Results of the Northern Colorado Scrabble Tournament

Yesterday, Saturday, Sept 17, I and fellow Cheyenne Word Birds Scrabble Club member Rich drove down to Loveland, Colorado to take part in a one day Scrabble tournament.

For the last month at least I'd been working on my anagramming and that has certainly improved. But although I worked a bit on 3-letter words (there are a little over 1,000 that it is important to know), I didn't have them fully memorized, and that was a bit costly.

I expected Rich, one of the two best Scrabble players in the club, to do better than he did. As it is, he won one game - he beat me in an early round, and I won twice, beating Rich in the last, position round so that I came in 7th and he came in 8th.
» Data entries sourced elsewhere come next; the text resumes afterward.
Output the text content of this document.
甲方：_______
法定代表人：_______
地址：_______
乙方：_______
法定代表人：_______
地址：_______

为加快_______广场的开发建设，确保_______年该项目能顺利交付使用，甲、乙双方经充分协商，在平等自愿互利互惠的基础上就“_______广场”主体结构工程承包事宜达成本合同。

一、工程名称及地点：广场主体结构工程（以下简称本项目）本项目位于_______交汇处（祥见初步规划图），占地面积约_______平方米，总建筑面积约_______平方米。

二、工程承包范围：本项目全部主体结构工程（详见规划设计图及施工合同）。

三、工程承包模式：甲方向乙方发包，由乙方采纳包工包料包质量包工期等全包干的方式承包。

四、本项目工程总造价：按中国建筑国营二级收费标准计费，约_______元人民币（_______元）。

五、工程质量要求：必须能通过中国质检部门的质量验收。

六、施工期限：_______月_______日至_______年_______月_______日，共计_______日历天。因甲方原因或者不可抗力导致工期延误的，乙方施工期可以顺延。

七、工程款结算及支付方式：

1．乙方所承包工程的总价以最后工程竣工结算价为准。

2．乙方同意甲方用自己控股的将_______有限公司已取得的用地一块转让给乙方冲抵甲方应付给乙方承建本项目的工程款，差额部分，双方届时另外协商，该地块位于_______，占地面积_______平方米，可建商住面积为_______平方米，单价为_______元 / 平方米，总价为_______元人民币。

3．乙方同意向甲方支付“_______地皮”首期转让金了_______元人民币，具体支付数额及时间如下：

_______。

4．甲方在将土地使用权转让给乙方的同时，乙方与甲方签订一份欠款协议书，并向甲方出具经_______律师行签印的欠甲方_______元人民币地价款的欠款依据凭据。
What is annoying is that none of the people we were playing, played any words that I didn't know (except twice. Someone played MIP, which I should have challenged  - and TIZ, which I shouldn't).

The only difference between us that *I* could see was that they drew well and we drew poorly. Or if they drew poorly and I drew well during the start of the game, by the end of the game the tables had turned.

For example in one game, about halfway through, I was even with my opponent. Then I started drawing unhelpful things in triplicates - spelled a word and drew three "a",  used two of them spelling "aal" or something of that nature and then drew three "i", then three "s".  S are great but not if you draw three of them at the same time.

Then there's the strategy... my opponent would play something and all of a sudden there'd by a triple-letter-word square over a vowel, meaning if I had a high-point consonant and a way to spell two words, I'd make a lot of points. But I'd be faced with a rack full of awful letters. So, should I turn in tiles and give my opponent a free shot at that double- or triple-letter score, or should I somehow block that square by placing a low pointer there, just to prevent my opponent from using a high pointer.  (Because invariably, my opponent *would* have a high pointer.)

So I never made the right decision on those types of problems - leave it open and my opponent would grab it for lots of points - block it and I'd draw one tile of no help to me, so that I couldn't make a decent play on my next turn, either.

In talking to Rich, the same seemed true of him- on at least two of his games his opponent simply outdrew hm. There's not much you can do if you keep drawing one pointers and your opponent gets the Z, X, Q and J - spaced out enough so that each one can be properly used!  (I had all those letters once - and ALL at once, so couldn't do anything with them because I didn't have the right vowels.)

So over the course of 8 games in one day, to lose 6...is that because the players were better than I was or because they drew better?  I'm still not sure! (Well, one guy was demonstrably much, much better...but the others...not sure.)

But...for the next tournament I will have those 3-letter words down pat, I can promise you that!